Selbstverständlich lassen wir hungrigen Vögeln gerne etwas übrig, damit sie gut durch den Winter kommen, wenn sie ansonsten kein Futter mehr finden und sich einen Fettvorrat für die kalte Jahreszeit anfressen wollen und müssen.

Leider neigen sie dazu, die Früchte nicht aufzufressen (das würde sich ja noch lohnen), sondern nur anzupicken. Wie wollen aber die angepickten Kirschen auch nicht mehr essen, außerdem sind Früchte weniger gut haltbar, wenn sie nicht mehr unversehrt sind. Zudem reifen diese und andere betroffene Obstsorten dann, wenn die Vögel außen herum noch genügend anderes Futter finden. Wir werden ihnen etwas am Baum lassen (die obersten Früchte sind für sie am leichtesten erreichbar und wir kommen sowieso kaum mehr hin), aber zuerst wollen wir selber ernten.

Daher sind in unseren Gärten oft ganze Heerscharen flatternder Gestalten zu sehen, die allesamt die Aufgabe haben, die verfressenen Gesellen zu vertreiben. Eine Vogelscheuche ist schnell und einfach selber gemacht, denn sie muss keinerlei bestimmte Vorgaben erfüllen und kann je nach eigenem Geschmack hergerichtet werden. Selbstverständlich darf sie dekorativ sein und zum Garten passen - eine rustikale Scheuche aus Stroh für naturnahe Bauerngärten etwa oder flatternde und grazile Bänder für den edleren Eindruck.

Material

Das Material für eine selber gebastelte Vogelscheuche ist entweder sowieso in jedem Haushalt oder Gartenschuppen zu finden oder günstig zu bekommen. Auch Sachen, die man eigentlich schon längst wegwerfen wollte, kann man vielleicht noch dafür verwenden.

Zwei Latten (eine mit einem Meter Länge, eine mit zwei Metern Länge) werden als Kreuz übereinander genagelt und mit Kokosstrick oder ähnlichem zusätzlich fixiert. Das bildet den "Körper", das Grundgerüst der Vogelscheuche. Die längere Latte ist dann der Körper, die kürzere Latte bildet die Arme ab, daher wird das kurze Stück auch oberhalb der Mitte der langen Latte befestigt (Proportionen).

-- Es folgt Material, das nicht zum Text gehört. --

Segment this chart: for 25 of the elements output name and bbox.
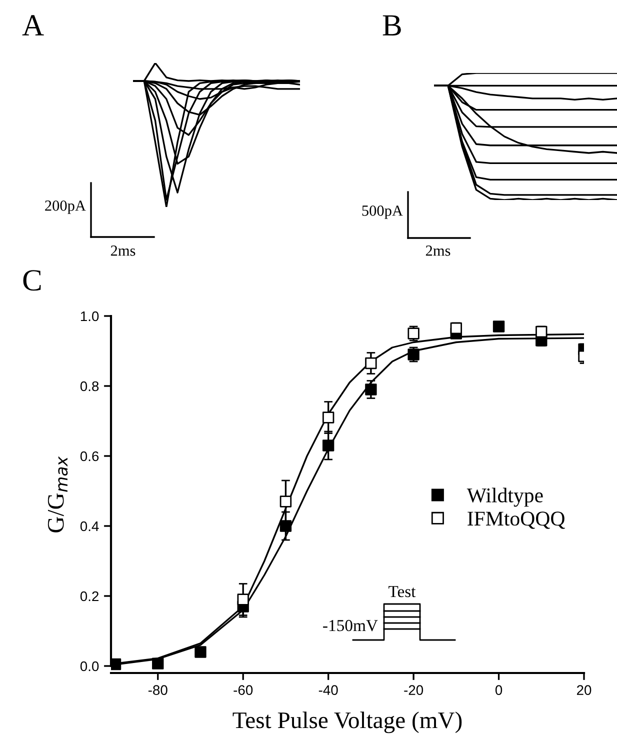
chart-title: A	[22, 15, 44, 36]
x-tick-label: -80	[148, 685, 168, 696]
x-tick-label: 20	[576, 685, 592, 696]
text: 2ms	[426, 246, 450, 256]
text: 500pA	[362, 206, 403, 219]
text: 200pA	[45, 200, 86, 214]
annotation: Test	[388, 586, 416, 598]
y-tick-label: 1.0	[80, 311, 99, 322]
x-tick-label: -20	[404, 685, 424, 696]
y-tick-label: 0.8	[80, 381, 99, 392]
x-tick-label: 0	[495, 685, 502, 696]
chart-title: B	[382, 15, 401, 36]
legend-label: IFMtoQQQ	[468, 512, 565, 529]
x-axis-title: Test Pulse Voltage (mV)	[232, 712, 462, 734]
y-tick-label: 0.0	[80, 661, 99, 672]
legend-label: Wildtype	[466, 488, 543, 507]
x-tick-label: -60	[234, 685, 253, 696]
annotation: -150mV	[323, 620, 378, 632]
text: 2ms	[110, 246, 136, 256]
x-tick-label: -40	[318, 685, 338, 696]
y-axis-title: G/G$_{max}$	[48, 456, 68, 532]
y-tick-label: 0.6	[80, 451, 99, 462]
chart-title: C	[23, 270, 41, 291]
y-tick-label: 0.2	[80, 591, 98, 602]
y-tick-label: 0.4	[80, 521, 99, 532]
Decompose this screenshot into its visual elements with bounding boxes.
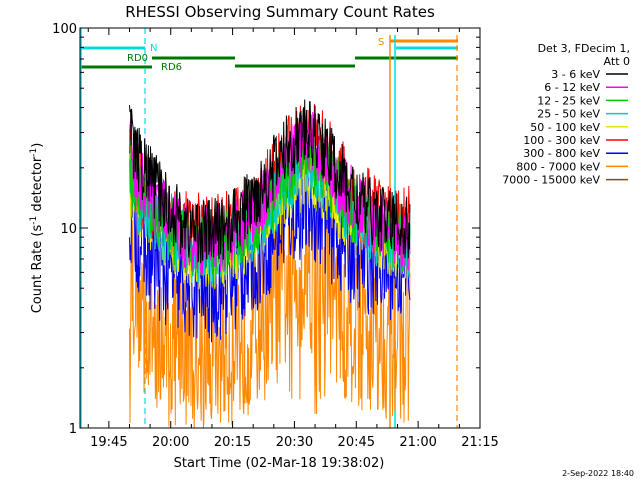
series-layer xyxy=(129,99,411,429)
legend-label: 7000 - 15000 keV xyxy=(502,174,600,187)
legend-item: 3 - 6 keV xyxy=(551,68,628,81)
footer-timestamp: 2-Sep-2022 18:40 xyxy=(562,469,634,478)
legend-item: 6 - 12 keV xyxy=(544,81,628,94)
legend-item: 7000 - 15000 keV xyxy=(502,174,628,187)
legend-label: 3 - 6 keV xyxy=(551,68,600,81)
chart-title: RHESSI Observing Summary Count Rates xyxy=(125,3,435,21)
legend-item: 12 - 25 keV xyxy=(537,94,628,107)
rd6-label: RD6 xyxy=(161,62,182,73)
night-label: N xyxy=(150,43,157,54)
rd0-label: RD0 xyxy=(127,53,148,64)
legend-label: 100 - 300 keV xyxy=(523,134,600,147)
legend-label: 25 - 50 keV xyxy=(537,108,600,121)
legend-item: 25 - 50 keV xyxy=(537,108,628,121)
legend-label: 800 - 7000 keV xyxy=(516,160,600,173)
y-axis-label: Count Rate (s-1 detector-1) xyxy=(29,143,45,314)
legend-item: 300 - 800 keV xyxy=(523,147,628,160)
y-tick-label: 10 xyxy=(60,222,77,237)
legend-label: 50 - 100 keV xyxy=(530,121,600,134)
legend-label: 12 - 25 keV xyxy=(537,94,600,107)
saa-label: S xyxy=(378,37,384,48)
y-tick-label: 1 xyxy=(69,422,77,437)
x-tick-label: 20:45 xyxy=(338,435,375,450)
legend-label: 6 - 12 keV xyxy=(544,81,600,94)
x-tick-label: 21:00 xyxy=(399,435,436,450)
legend-label: 300 - 800 keV xyxy=(523,147,600,160)
x-tick-label: 20:30 xyxy=(276,435,313,450)
legend-item: 800 - 7000 keV xyxy=(516,160,628,173)
x-axis-label: Start Time (02-Mar-18 19:38:02) xyxy=(174,456,385,471)
y-tick-label: 100 xyxy=(52,22,77,37)
x-tick-label: 19:45 xyxy=(90,435,127,450)
tick-layer: 19:45 20:00 20:15 20:30 20:45 21:00 21:15 1 10 10… xyxy=(52,22,499,450)
legend-header-line1: Det 3, FDecim 1, xyxy=(538,42,630,55)
x-tick-label: 20:00 xyxy=(152,435,189,450)
x-tick-label: 20:15 xyxy=(214,435,251,450)
series-line xyxy=(129,99,411,264)
legend-item: 100 - 300 keV xyxy=(523,134,628,147)
x-tick-label: 21:15 xyxy=(461,435,498,450)
legend-item: 50 - 100 keV xyxy=(530,121,628,134)
series-3-6keV xyxy=(129,99,411,264)
legend-header-line2: Att 0 xyxy=(604,55,630,68)
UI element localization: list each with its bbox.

Das eine Ende der längeren Latte kann man gleich an der Seite anspitzen, mit der es später in den Boden gebracht werden soll, das geht dann leichter von der Hand.

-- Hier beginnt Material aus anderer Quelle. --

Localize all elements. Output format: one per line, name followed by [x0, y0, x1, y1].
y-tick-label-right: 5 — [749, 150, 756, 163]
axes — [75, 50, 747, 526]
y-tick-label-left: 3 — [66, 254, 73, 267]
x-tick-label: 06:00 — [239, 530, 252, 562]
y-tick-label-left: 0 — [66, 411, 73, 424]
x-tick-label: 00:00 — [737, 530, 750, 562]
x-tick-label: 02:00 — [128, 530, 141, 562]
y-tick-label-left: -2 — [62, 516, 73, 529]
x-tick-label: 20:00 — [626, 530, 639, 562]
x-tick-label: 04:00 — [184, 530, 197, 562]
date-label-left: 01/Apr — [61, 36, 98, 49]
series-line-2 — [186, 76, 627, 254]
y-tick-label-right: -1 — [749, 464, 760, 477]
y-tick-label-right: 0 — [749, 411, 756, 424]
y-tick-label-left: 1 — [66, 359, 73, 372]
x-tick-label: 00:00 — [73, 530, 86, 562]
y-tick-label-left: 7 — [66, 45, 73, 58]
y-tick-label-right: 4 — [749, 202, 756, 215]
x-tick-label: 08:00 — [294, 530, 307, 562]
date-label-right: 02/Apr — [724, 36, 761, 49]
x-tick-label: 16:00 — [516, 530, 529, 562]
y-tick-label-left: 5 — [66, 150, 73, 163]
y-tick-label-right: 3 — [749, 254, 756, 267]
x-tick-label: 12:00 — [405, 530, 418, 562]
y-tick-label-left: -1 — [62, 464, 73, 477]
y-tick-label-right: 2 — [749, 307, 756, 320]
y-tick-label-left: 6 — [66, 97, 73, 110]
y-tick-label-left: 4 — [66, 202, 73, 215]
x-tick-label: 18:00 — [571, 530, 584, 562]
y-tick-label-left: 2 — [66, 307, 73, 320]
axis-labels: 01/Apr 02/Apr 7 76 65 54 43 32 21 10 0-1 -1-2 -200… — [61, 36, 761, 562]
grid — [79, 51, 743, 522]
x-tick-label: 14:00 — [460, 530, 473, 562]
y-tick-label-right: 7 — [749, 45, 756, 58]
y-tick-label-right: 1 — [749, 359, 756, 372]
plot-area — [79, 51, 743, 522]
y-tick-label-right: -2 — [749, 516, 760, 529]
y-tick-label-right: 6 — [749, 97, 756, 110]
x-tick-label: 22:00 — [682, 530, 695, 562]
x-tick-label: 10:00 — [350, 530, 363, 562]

Als nächstes wird Stroh benötigt. Mit diesem formt man den Kopf. Dazu wird das Stroh lagenweise bzw. büschelweise aufgebracht und mit einem Strick oder Bindfaden fixiert. Am Schluss einen Sack aus Leinen darüber ziehen und unten zusammenschnüren.

Nun geht es daran, die Vogelscheuche anzuziehen. Kokosstricke können als Hosenträger dienen, alte ausrangierte Kleidung wird der Scheuche angezogen. Je weiter die Kleidungsstücke geschnitten sind, umso einfacher geht das. Das ist der Grund, warum viele Vogelscheuchen geknöpfte Hemden und derlei Dinge anhaben. Als Gürtel nimmt man auch wieder einen derben Strick.

Auch die Hände bestehen aus Stroh. Sie werden geformt, nachdem die Vogelscheuche ihr Oberteil anhat. Die Strohbüschel werden mit Bindfaden fixiert und beginnen im Ärmel.

Die Ausgestaltung am Schluss ist für Detailverliebte. Setzen Sie der Vogelscheuche noch einen alten Strohhut auf, stecken Sie ihr eine Blume an oder kleben Sie ihr aus Stoffresten ein Gesicht.

Klar, dass sich so eine derbe Vogelscheuche auch eher für den rustikalen Garten oder für ein Feld eignet. Wer es etwas unauffälliger mag, bastelt sich drehende Alu-Spiralen oder andere sich im Wind bewegende Dinge aus spiegelnden Materialien.